Intervista a Daniele Chiari: il giro del mondo in barca a vela
L’ex imprenditore sammarinese Daniele Chiari, oggi in pensione, si appresta a salpare per il giro del mondo in barca a vela.
Può raccontarci brevemente quale sarà il tuo itinerario e che rotta seguirete?
Si parte da Papeete, ma quello vero, non quello di Milano Marittima, verso le isole Fiji passando da Bora Bora e attraverso il Mar dei Coralli, costeggiando la Papua Nuova Guinea, si giunge a Darwin, in Australia. Da lì si apre l’oceano Indiano, Giacarta, Singapore, Phuket da dove faremo rotta verso l’Africa passando dalle Seychelles e le Mauritius, costeggiando il Madagascar. Così arriveremo a Città del Capo doppiando il Capo di Buona Speranza. Ed eccolo lì, maestoso ed eterno, l’Oceano Atlantico a metà del quale c’è l’isola di Sant’Elena dove ci poseremo brevemente come un albatros, prima di puntare verso il Brasile, contando di arrivare verso Ottobre. Da qui, in base alla stagione che troveremo decideremo quando rientrare in Mediterraneo attraverso lo stretto di Gibilterra e infine giungeremo sulla costa tirrenica, a casa.
Sarà da solo in questa avventura o ci saranno altre persone con lei?
Sono appassionato, non totalmente impazzito ancora. È raro affrontare una simile esperienza in solitario, quindi saremo in cinque in equipaggio, con me ci saranno tre italiani, tra cui l’armatore, e un Inglese. Pensiamo di impiegare circa otto mesi per portare a termine l’impresa.
Come le è venuta questa idea? Ha già avuto esperienze simili in passato?
Credo che ogni vero marinaio covi questa idea in cuor suo e così è stato per me fin da quando da ragazzino “rubavo” in spiaggia le derive dei più grandi.

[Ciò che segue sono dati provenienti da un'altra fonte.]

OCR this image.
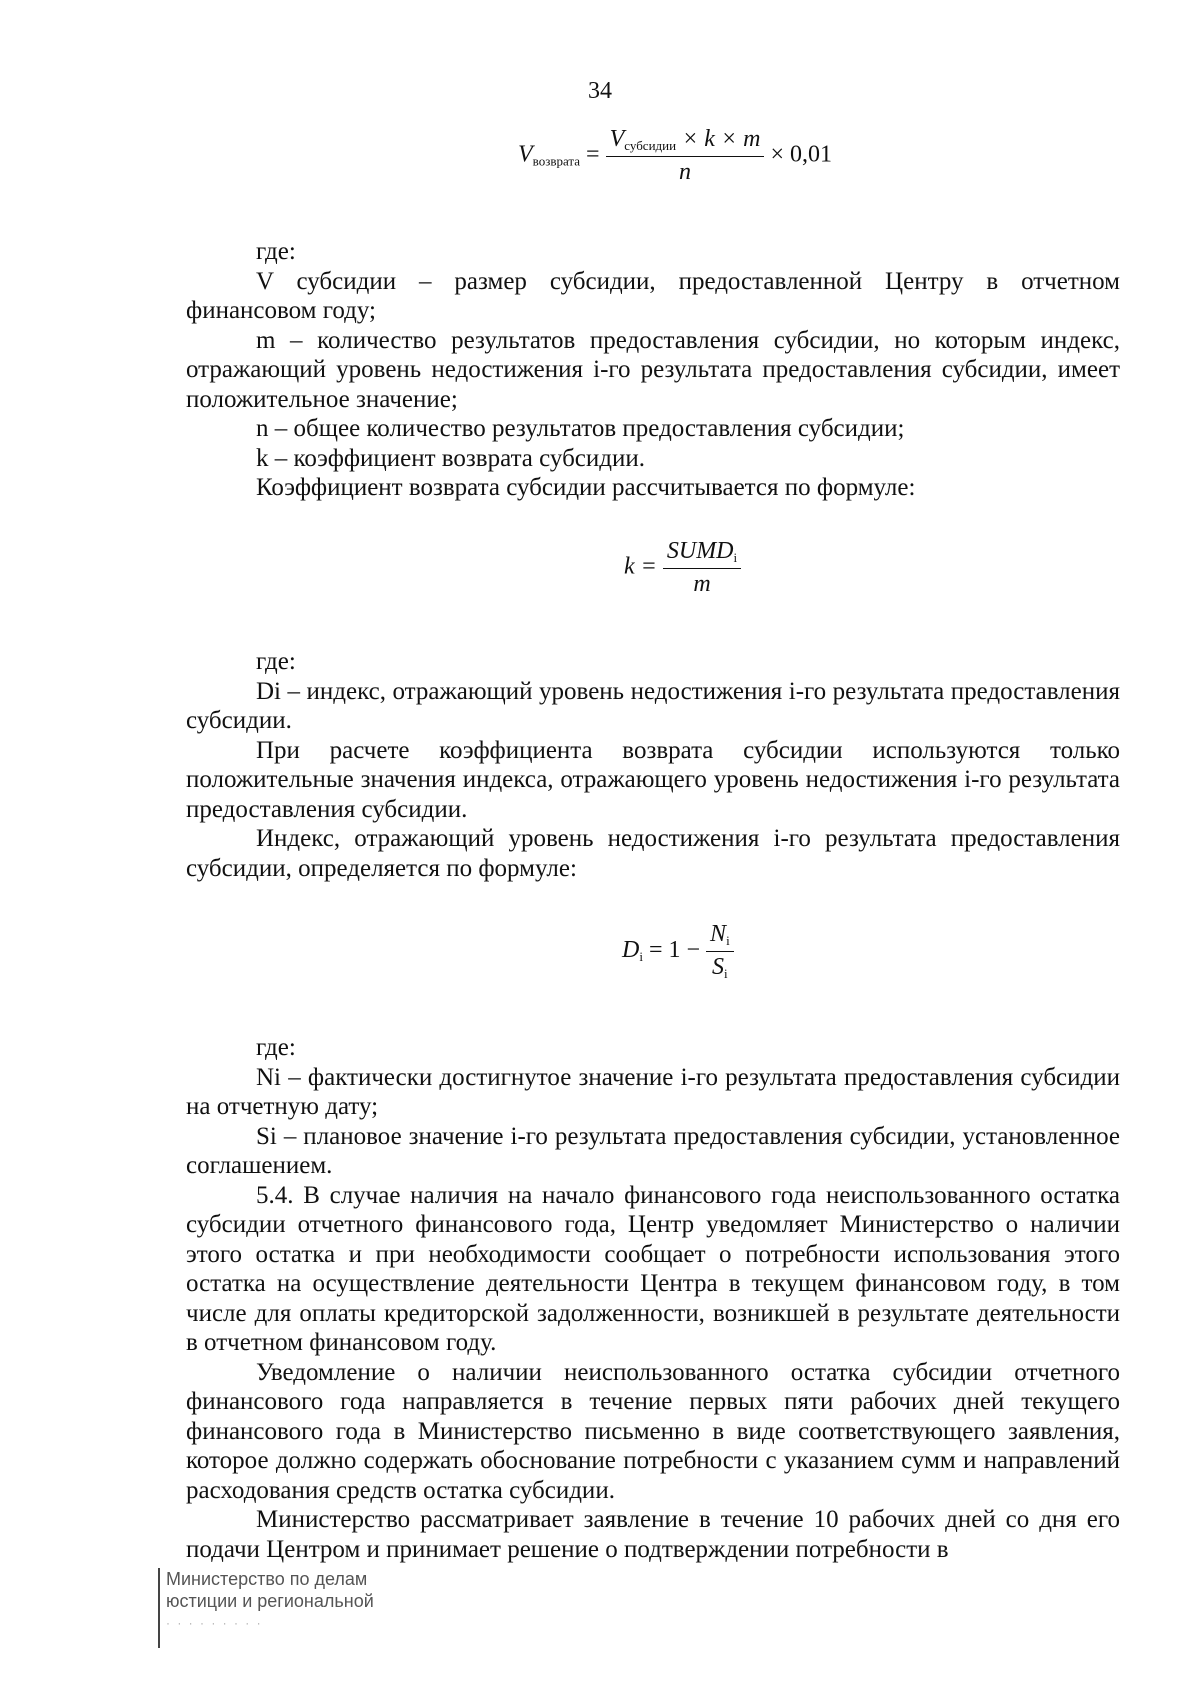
34
$V_{возврата} = \frac{V_{субсидии} \times k \times m}{n} \times 0,01$

где:

V субсидии – размер субсидии, предоставленной Центру в отчетном финансовом году;

m – количество результатов предоставления субсидии, но которым индекс, отражающий уровень недостижения i-го результата предоставления субсидии, имеет положительное значение;

n – общее количество результатов предоставления субсидии;

k – коэффициент возврата субсидии.

Коэффициент возврата субсидии рассчитывается по формуле:

$k = \frac{SUMD_i}{m}$

где:

Di – индекс, отражающий уровень недостижения i-го результата предоставления субсидии.

При расчете коэффициента возврата субсидии используются только положительные значения индекса, отражающего уровень недостижения i-го результата предоставления субсидии.

Индекс, отражающий уровень недостижения i-го результата предоставления субсидии, определяется по формуле:

$D_i = 1 - \frac{N_i}{S_i}$

где:

Ni – фактически достигнутое значение i-го результата предоставления субсидии на отчетную дату;

Si – плановое значение i-го результата предоставления субсидии, установленное соглашением.

5.4. В случае наличия на начало финансового года неиспользованного остатка субсидии отчетного финансового года, Центр уведомляет Министерство о наличии этого остатка и при необходимости сообщает о потребности использования этого остатка на осуществление деятельности Центра в текущем финансовом году, в том числе для оплаты кредиторской задолженности, возникшей в результате деятельности в отчетном финансовом году.

Уведомление о наличии неиспользованного остатка субсидии отчетного финансового года направляется в течение первых пяти рабочих дней текущего финансового года в Министерство письменно в виде соответствующего заявления, которое должно содержать обоснование потребности с указанием сумм и направлений расходования средств остатка субсидии.

Министерство рассматривает заявление в течение 10 рабочих дней со дня его подачи Центром и принимает решение о подтверждении потребности в

Министерство по делам
юстиции и региональной
· · · · · · · · ·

Poi quando sono cresciuto è cominciata la dolce condanna del possessore di barca a vela, la prima 42 anni fa è stata un EC26 (8 metri) con la quale solevamo perderci con mia moglie e i miei figli di 3 e 6 anni anche per tre settimane nel sole e nel vento d’estate per le isole Incoronate, che sembravano sospese tra cielo e terra in quella che allora si chiamava Jugoslavia.
Ricordi bellissimi che oggi probabilmente costerebbero ai genitori una denuncia al telefono azzurro, eppure ce l’abbiamo fatta.
Poi i figli sono cresciuti e sono cominciate le regate di campionato e d’altura, prima fra tutte la Rimini-Corfù-Rimini, con barche sempre più grandi e performanti da MyGal, a Grimilde, fino ad arrivare a Robopac-Vitesse, le quali mi hanno portato a navigare per tutto l’Adriatico fino all’Egeo e poi in Tirreno, con anche una bellissima esperienza fatta ad Antigua coi compagni d’equipaggio di una vita, Gianni Sorci, Angelo Morri e il compianto Pino Colombini. Fu con loro che nei primi anni ’90 fondammo lo Yachting Club San Marino.
È così un paio di mesi fa, leggendo una rivista di nautica ho trovato l’annuncio dell’armatore italiano Pino Lasalandra che voleva riportare il suo catamarano a vela da Papeete a casa.
Ho pensato fosse la volta buona.
Cosa porterà con te al tuo rientro a San Marino?
Quando si parte per un’avventura simile, senza limiti di tempo e senza condizioni, si entra in un’ altra dimensione. Non decidi tu, decidono il mare e il vento i quali esigono rispetto. Bisogna dosare le energie in un buon equilibrio psicofisico che ti permetta di convivere 8 mesi con altre 4 persone su una barca che per quanto grande ti costringe a rivedere il tuo concetto di privacy.
Dunque credo che al mio ritorno a San Marino paradossalmente riporterò i ricordi di una vita, scrutando l’orizzonte, cercando me stesso nelle profondità degli oceani ed infine approdando alla mia Itaca, forse con qualche piccolo rimorso ma certamente senza alcun rimpianto.